From mboxrd@z Thu Jan  1 00:00:00 1970
From: David Brown <david.brown@hesbynett.no>
Subject: Re: RAID creation resync behaviors
Date: Thu, 04 May 2017 09:37:35 +0200
Message-ID: <590ADA3F.8070909@hesbynett.no>
References: <20170503202748.7r243wj5h4polt6y@kernel.org> <fe3c30e4-b0dd-639e-7db7-344aa93ce198@hesbynett.no> <20170504015454.d4obiuume6e3yrdv@kernel.org>
Mime-Version: 1.0
Content-Type: text/plain; charset=ISO-8859-1
Content-Transfer-Encoding: 7bit
Return-path: <linux-raid-owner@vger.kernel.org>
In-Reply-To: <20170504015454.d4obiuume6e3yrdv@kernel.org>
Sender: linux-raid-owner@vger.kernel.org
To: Shaohua Li <shli@kernel.org>
Cc: linux-raid@vger.kernel.org, jes.sorensen@gmail.com, neilb@suse.de
List-Id: linux-raid.ids

On 04/05/17 03:54, Shaohua Li wrote:
> On Wed, May 03, 2017 at 11:06:01PM +0200, David Brown wrote:
>> On 03/05/17 22:27, Shaohua Li wrote:
>>> Hi,
>>>
>>> Currently we have different resync behaviors in array creation.
>>>
>>> - raid1: copy data from disk 0 to disk 1 (overwrite)
>>> - raid10: read both disks, compare and write if there is difference (compare-write)
>>> - raid4/5: read first n-1 disks, calculate parity and then write parity to the last disk (overwrite)
>>> - raid6: read all disks, calculate parity and compare, and write if there is difference (compare-write)
>>>
>>> Write whole disk is very unfriendly for SSD, because it reduces lifetime. And
>>> if user already does a trim before creation, the unncessary write could make
>>> SSD slower in the future. Could we prefer compare-write to overwrite if mdadm
>>> detects the disks are SSD? Surely sometimes compare-write is slower than
>>> overwrite, so maybe add new option in mdadm. An option to let mdadm trim SSD
>>> before creation sounds reasonable too.
>>>
>>
>> When doing the first sync, md tracks how far its sync has got, keeping a
>> record in the metadata in case it has to be restarted (such as due to a
>> reboot while syncing).  Why not simply /not/ sync stripes until you first
>> write to them?  It may be that a counter of synced stripes is not enough,
>> and you need a bitmap (like the write intent bitmap), but it would reduce
>> the creation sync time to 0 and avoid any writes at all.
> 
> For raid 4/5/6, this means we always must do a full stripe write for any normal
> write if it hits a range not synced. This would harm the performance of the
> norma write.

Agreed.  The unused sectors could be set to 0, rather than read from the
disks - that would reduce the latency and be friendly to high-end SSDs
with compression (zero blocks compress quite well!).
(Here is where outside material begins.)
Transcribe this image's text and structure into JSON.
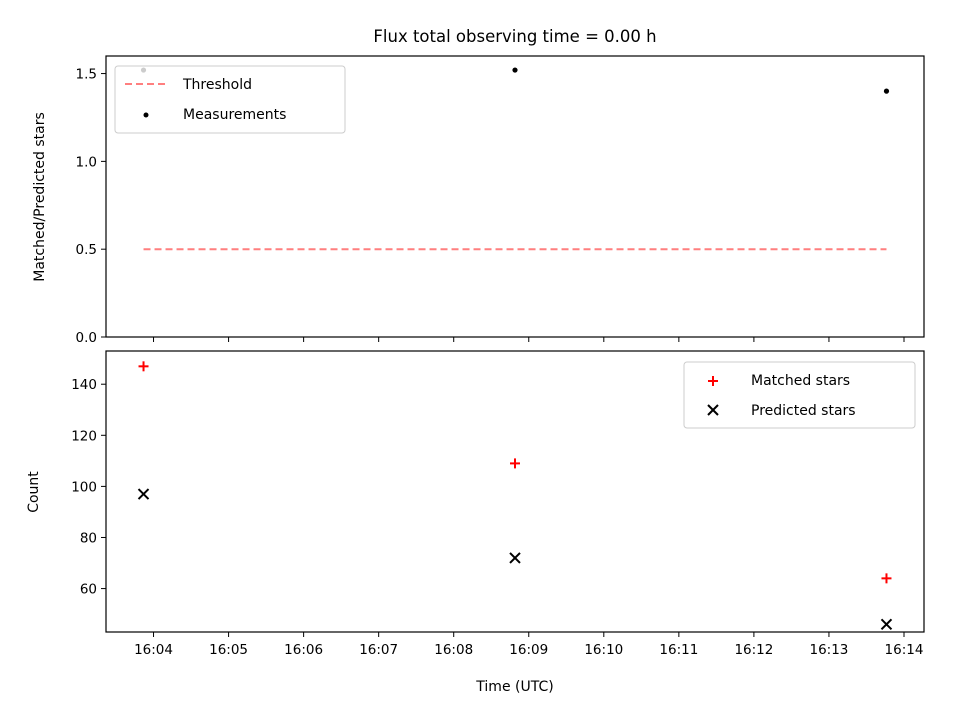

> For raid1/10, this sounds more appealing. But since each bit in
> the bitmap will stand for a range. If only part of the range is written by
> normal IO, we have two choices. sync the range immediately and clear the bit,
> this sync will impact normal IO. Don't do the sync immediately, but since the
> bit is set (which means the range isn't synced), read IO can only access the
> first disk, which is harmful too.
> 

This could be done in a more sophisticated manner.  (Yes, I appreciate
that "sophisticated" or "complex" are a serious disadvantage - I'm just
throwing up ideas that could be considered.)
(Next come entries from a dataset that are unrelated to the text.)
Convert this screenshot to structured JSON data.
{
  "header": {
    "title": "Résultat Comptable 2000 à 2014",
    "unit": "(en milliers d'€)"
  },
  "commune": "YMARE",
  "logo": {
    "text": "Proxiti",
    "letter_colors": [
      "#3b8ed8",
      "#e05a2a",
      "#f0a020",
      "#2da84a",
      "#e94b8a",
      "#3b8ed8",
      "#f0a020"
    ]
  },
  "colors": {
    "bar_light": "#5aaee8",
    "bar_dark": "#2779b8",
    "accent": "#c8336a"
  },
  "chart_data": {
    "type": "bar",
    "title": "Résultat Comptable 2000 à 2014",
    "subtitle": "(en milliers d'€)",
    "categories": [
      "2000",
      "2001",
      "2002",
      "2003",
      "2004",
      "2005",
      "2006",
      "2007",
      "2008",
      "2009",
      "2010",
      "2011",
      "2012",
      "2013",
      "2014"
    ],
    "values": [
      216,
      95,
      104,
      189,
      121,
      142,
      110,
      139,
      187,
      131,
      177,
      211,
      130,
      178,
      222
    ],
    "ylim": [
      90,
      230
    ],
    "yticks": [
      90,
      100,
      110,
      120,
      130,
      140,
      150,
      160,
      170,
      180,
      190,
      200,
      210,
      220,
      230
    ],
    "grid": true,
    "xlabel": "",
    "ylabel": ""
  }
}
Divide the array into "sync blocks", each covering a range of stripes,
with a bitmap of three states - unused, partially synced, fully synced.
 All blocks start off unused.  If a write is made to a previously unused
block, that block becomes partially synced, and the write has to be done
as a full stripe write.  For a partially synced block, keep a list of
ranges of synced stripes (a list will normally be smaller than a bitmap
here).  Whenever there are partially synced blocks in the array, have a
low priority process (like the normal array creation sync process, or
rebuild processes) sync the stripes until the block is finished as a
fully synced block.

That should let you delay the time-consuming and write intensive
creation sync until you actually need to sync the blocks, without /too/
much overhead in metadata or in delays when using the disk.
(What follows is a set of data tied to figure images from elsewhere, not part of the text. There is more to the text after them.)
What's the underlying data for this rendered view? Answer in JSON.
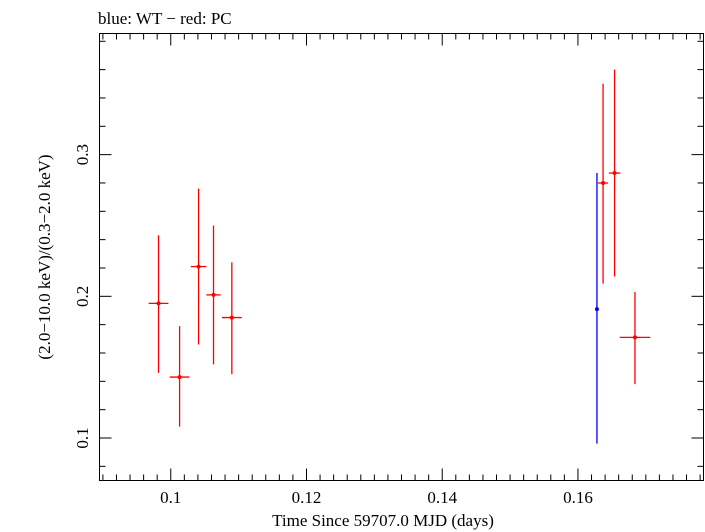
{
  "chart_data": {
    "type": "scatter",
    "title": "blue: WT − red: PC",
    "xlabel": "Time Since 59707.0 MJD (days)",
    "ylabel": "(2.0−10.0 keV)/(0.3−2.0 keV)",
    "xlim": [
      0.0895,
      0.1785
    ],
    "ylim": [
      0.07,
      0.3855
    ],
    "x_ticks": [
      {
        "value": 0.1,
        "label": "0.1"
      },
      {
        "value": 0.12,
        "label": "0.12"
      },
      {
        "value": 0.14,
        "label": "0.14"
      },
      {
        "value": 0.16,
        "label": "0.16"
      }
    ],
    "y_ticks": [
      {
        "value": 0.1,
        "label": "0.1"
      },
      {
        "value": 0.2,
        "label": "0.2"
      },
      {
        "value": 0.3,
        "label": "0.3"
      }
    ],
    "series": [
      {
        "name": "WT",
        "color": "#0000ff",
        "points": [
          {
            "x": 0.1628,
            "xerr": 0.0,
            "y": 0.191,
            "y_low": 0.096,
            "y_high": 0.287
          }
        ]
      },
      {
        "name": "PC",
        "color": "#ff0000",
        "points": [
          {
            "x": 0.0982,
            "xerr": 0.00145,
            "y": 0.195,
            "y_low": 0.146,
            "y_high": 0.243
          },
          {
            "x": 0.1013,
            "xerr": 0.00145,
            "y": 0.143,
            "y_low": 0.108,
            "y_high": 0.179
          },
          {
            "x": 0.1041,
            "xerr": 0.00115,
            "y": 0.221,
            "y_low": 0.166,
            "y_high": 0.276
          },
          {
            "x": 0.1063,
            "xerr": 0.00105,
            "y": 0.201,
            "y_low": 0.152,
            "y_high": 0.25
          },
          {
            "x": 0.109,
            "xerr": 0.00145,
            "y": 0.185,
            "y_low": 0.145,
            "y_high": 0.224
          },
          {
            "x": 0.1637,
            "xerr": 0.00075,
            "y": 0.28,
            "y_low": 0.209,
            "y_high": 0.35
          },
          {
            "x": 0.1654,
            "xerr": 0.00085,
            "y": 0.287,
            "y_low": 0.214,
            "y_high": 0.36
          },
          {
            "x": 0.1684,
            "xerr": 0.00225,
            "y": 0.171,
            "y_low": 0.138,
            "y_high": 0.203
          }
        ]
      }
    ],
    "grid": false,
    "legend": "none"
  }
}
I have another couple of questions that might be relevant, but I am
really not sure about the correct answers.

First, if you have a stripe that you know is unused - it has not been
written to since the array was created - could the raid layer safely
return all zeros if an attempt was made to read the stripe?

Second, when syncing an unused stripe (such as during creation), rather
than reading the old data and copying it or generating parities, could
we simply write all zeros to all the blocks in the stripes?  For many
SSDs, this is very efficient.

Best regards,

David